From the wind-whipped north coast to the softer loch dotted south, Skye’s a fantastic option for a low-key eco-friendly holiday. Here’s why you should make a bee-line for the island this summer.
Go on an oyster safari
The Oyster Shed has been one of the island’s must-visits for years. Oysterman Paul McGlynn has built up a local sustainable business selling oysters for £1 at his BYOB laidback shack overlooking Loch Harport. This year he’ll be taking bookings for small group safaris (up to four) to his oyster beds and will talk through everything oyster. There’ll be oyster sampling done on the shore and maybe even a splash of bubbly.
Discover Dunvegan Castle
Skye’s nothing if not an ancient land, unspoilt by modern life. There have been people on Skye from 6,500 BC and its Viking heritage is still evident. In the Middle Ages two clans fought for dominance, the MacDonalds and the MacLeods. Dunvegan Castle has been the seat of the MacLeods for the last 800 years, and the current MacLeod generation are overseeing a real push to running the estate sustainably. It’s home to the island’s first wind farm and the estate also has an award-winning campsite at Glenbrittle.
Splash in the Fairy Pools
One of the island’s most popular (and most gentle) walks, the Fairy Pools near Carbost can be ticked off in just under an hour if you don’t stop to jump in (but where’s the fun in that?). The series of crystal clear pools stagger themselves down the lower reaches of the Black Cuilllins and the coloured rock and strange greens and blues of the water suggest a magical rather than mundane history. We’ll leave it up to you to conjure up the fairies.
Sample a Skye pale ale
Isle of Skye Brewing, based in Uig at the northern tip of the island, is Skye’s award winning craft brewery – their IPAs and other ales are in almost every pub on the island. Skye has a long history brewing ales and the brewery revel in the island’s natural ingredients – which are handpicked to create bespoke brews. They even mill their own grains.
Indulge at Kinloch Lodge
For a remote island Skye punches way above its weight when it comes to fine dining and luxury hotels. Michelin starred Kinloch Lodge sits on a quiet loch and is backed by moody pine forests, in the sparse south west of the island. The modest white gabled house hides a cosy sitting room with roaring fire, wellies line the lobby and the MacDonald family treat every guest like a long lost friend. The restaurant’s tasting menus are a smorgasbord of what the Scottish highlands has to offer, with local shellfish and venison as stand out stars. New for this year is a series of self guided foodie tours. Pick a direction to head in, the hotel has worked out four half-day looped drives and exclusive experiences with some of the most knowledgeable foodies on the island.
Have a salty affair
We don’t mean of the ‘oooh matron’ kind. The Isle of Skye Sea Salt company has brought back an industry that hasn’t been seen on Skye since the 1700s. It’s committed to producing salt sustainably and uses a solar evaporation method which won it a Scotland Food and Drink Excellence Award in 2015. Aside from being able to buy it in almost every deli on the island, if you head out on a self-guided foodie tour through Kinloch Lodge, you’ll be able to meet the producers and be shown how it’s made.
Hike the Quiraing
It looks and sounds like something out of Game of Thrones. The northern section of this dramatic island is called the Quiraing. Essentially it’s a huge landslide, Jurassic in size and age and the two kilometre slip is still moving. It’s one of the most iconic hikes on the island and a 7km circuit takes in the lower and higher slopes which rise up to just over 500m above the thrashing Atlantic. You’ll go past the Needle, the Prison and the Table – ancient rock formations where myths swirl between them like the fog trails every morning.

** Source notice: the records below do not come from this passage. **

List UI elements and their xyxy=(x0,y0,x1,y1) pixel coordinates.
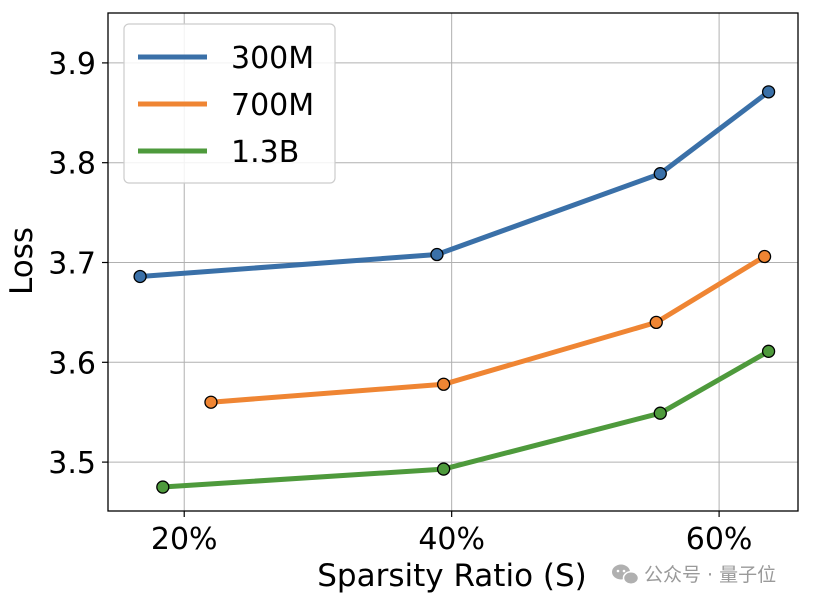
series-line xyxy=(208,254,768,405)
data-point xyxy=(653,406,667,420)
data-point xyxy=(649,315,663,330)
y-axis-label: Loss xyxy=(4,227,40,295)
watermark: 公众号 · 量子位 xyxy=(612,564,776,586)
watermark-text: 公众号 · 量子位 xyxy=(644,564,776,586)
wechat-icon xyxy=(612,564,640,585)
data-point xyxy=(761,344,776,358)
data-point xyxy=(204,395,218,409)
legend-label: 700M xyxy=(231,88,314,123)
data-point xyxy=(430,247,444,262)
legend-label: 300M xyxy=(231,41,314,76)
y-tick-label: 3.9 xyxy=(48,47,96,82)
x-tick-label: 60% xyxy=(686,522,753,557)
legend-box xyxy=(123,23,336,184)
y-tick-label: 3.5 xyxy=(48,446,96,481)
series-lines xyxy=(133,85,776,494)
y-tick-label: 3.6 xyxy=(48,346,96,381)
data-point xyxy=(653,167,667,181)
data-point xyxy=(757,249,772,264)
data-point xyxy=(436,462,451,476)
series-300M xyxy=(133,85,776,284)
series-line xyxy=(160,348,772,490)
y-tick-label: 3.7 xyxy=(48,246,96,281)
series-700M xyxy=(204,249,772,409)
data-point xyxy=(133,269,147,284)
x-tick-label: 40% xyxy=(418,522,485,557)
legend: 300M 700M 1.3B xyxy=(123,23,336,184)
data-point xyxy=(156,480,170,494)
series-1.3B xyxy=(156,344,776,494)
axis-ticks: 20% 40% 60% 3.5 3.6 3.7 3.8 3.9 xyxy=(48,47,752,557)
y-tick-label: 3.8 xyxy=(48,147,96,182)
data-point xyxy=(761,85,776,99)
series-line xyxy=(137,89,772,279)
legend-label: 1.3B xyxy=(231,135,299,170)
data-point xyxy=(436,377,451,391)
x-tick-label: 20% xyxy=(151,522,218,557)
x-axis-label: Sparsity Ratio (S) xyxy=(317,558,587,594)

It would be a damn shame to leave Skye without a meal at Scorrybreac. This tiny restaurant sits on the harbour in Skye’s main town Portree and serves up a daily changing menu of Skye’s meat, fish and shellfish. There’s a French influence on this cosy fine dining room but you’ll find none of that old world pretension. Think savoury creme brulees, fish so fresh it’s almost flapping and Skye whiskey-infused chocolate delights. Island living never tasted so good.

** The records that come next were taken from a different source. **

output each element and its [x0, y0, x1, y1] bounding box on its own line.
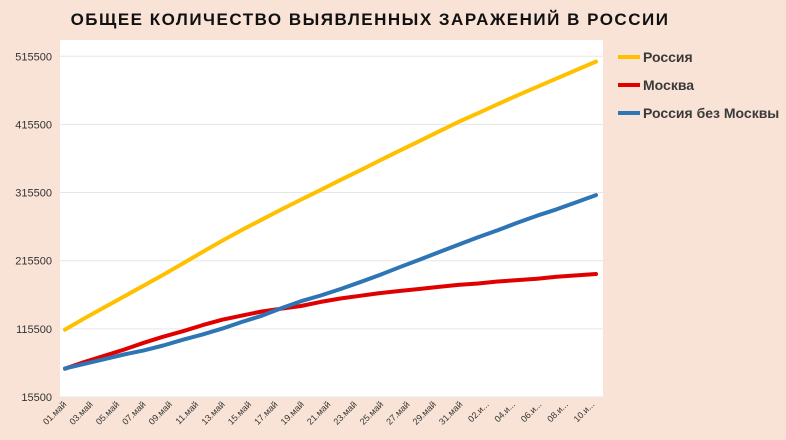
x-tick-label: 15.май: [226, 399, 253, 426]
x-tick-label: 25.май: [358, 399, 385, 426]
x-tick-label: 02.и...: [466, 399, 491, 424]
x-tick-label: 03.май: [67, 399, 94, 426]
x-tick-label: 23.май: [331, 399, 358, 426]
legend-label: Москва: [643, 77, 694, 93]
x-axis: 01.май 03.май 05.май 07.май 09.май 11.май 13.м…: [41, 399, 596, 426]
x-tick-label: 19.май: [279, 399, 306, 426]
legend-label: Россия: [643, 49, 693, 65]
chart-title: ОБЩЕЕ КОЛИЧЕСТВО ВЫЯВЛЕННЫХ ЗАРАЖЕНИЙ В …: [70, 10, 670, 29]
x-tick-label: 09.май: [147, 399, 174, 426]
legend-label: Россия без Москвы: [643, 105, 779, 121]
x-tick-label: 31.май: [437, 399, 464, 426]
y-tick-label: 115500: [16, 324, 52, 336]
series-line-1: [63, 59, 598, 332]
x-tick-label: 06.и...: [519, 399, 544, 424]
x-tick-label: 21.май: [305, 399, 332, 426]
legend: Россия Москва Россия без Москвы: [618, 49, 779, 121]
x-tick-label: 11.май: [173, 399, 200, 426]
x-tick-label: 29.май: [411, 399, 438, 426]
x-tick-label: 07.май: [120, 399, 147, 426]
x-tick-label: 04.и...: [492, 399, 517, 424]
x-tick-label: 08.и...: [545, 399, 570, 424]
series-line-3: [63, 193, 598, 371]
grid-lines: [60, 55, 603, 398]
series-lines: [63, 59, 598, 371]
x-tick-label: 13.май: [199, 399, 226, 426]
y-axis: 15500 115500 215500 315500 415500 515500: [15, 51, 52, 404]
x-tick-label: 17.май: [252, 399, 279, 426]
y-tick-label: 15500: [21, 392, 52, 404]
y-tick-label: 315500: [15, 188, 52, 200]
y-tick-label: 215500: [15, 256, 52, 268]
x-tick-label: 10.и...: [572, 399, 597, 424]
x-tick-label: 05.май: [94, 399, 121, 426]
x-tick-label: 27.май: [384, 399, 411, 426]
y-tick-label: 415500: [15, 119, 52, 131]
series-line-2: [63, 272, 598, 371]
y-tick-label: 515500: [15, 51, 52, 63]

Take afternoon tea on a working farm
Waternish Farm on the west side of the island is open to visitors who want to learn about conservation under way on the island. Farm owner Lucy Montgomery holds daily walks, talks and tea in the afternoon and fills guests in on tree planting, shoreline management and how she and her husband operate the small sustainably minded farm. In the winter the walks are ditched for a roaring fire but in summer, her peaceful farm is everything an island smallholding should be.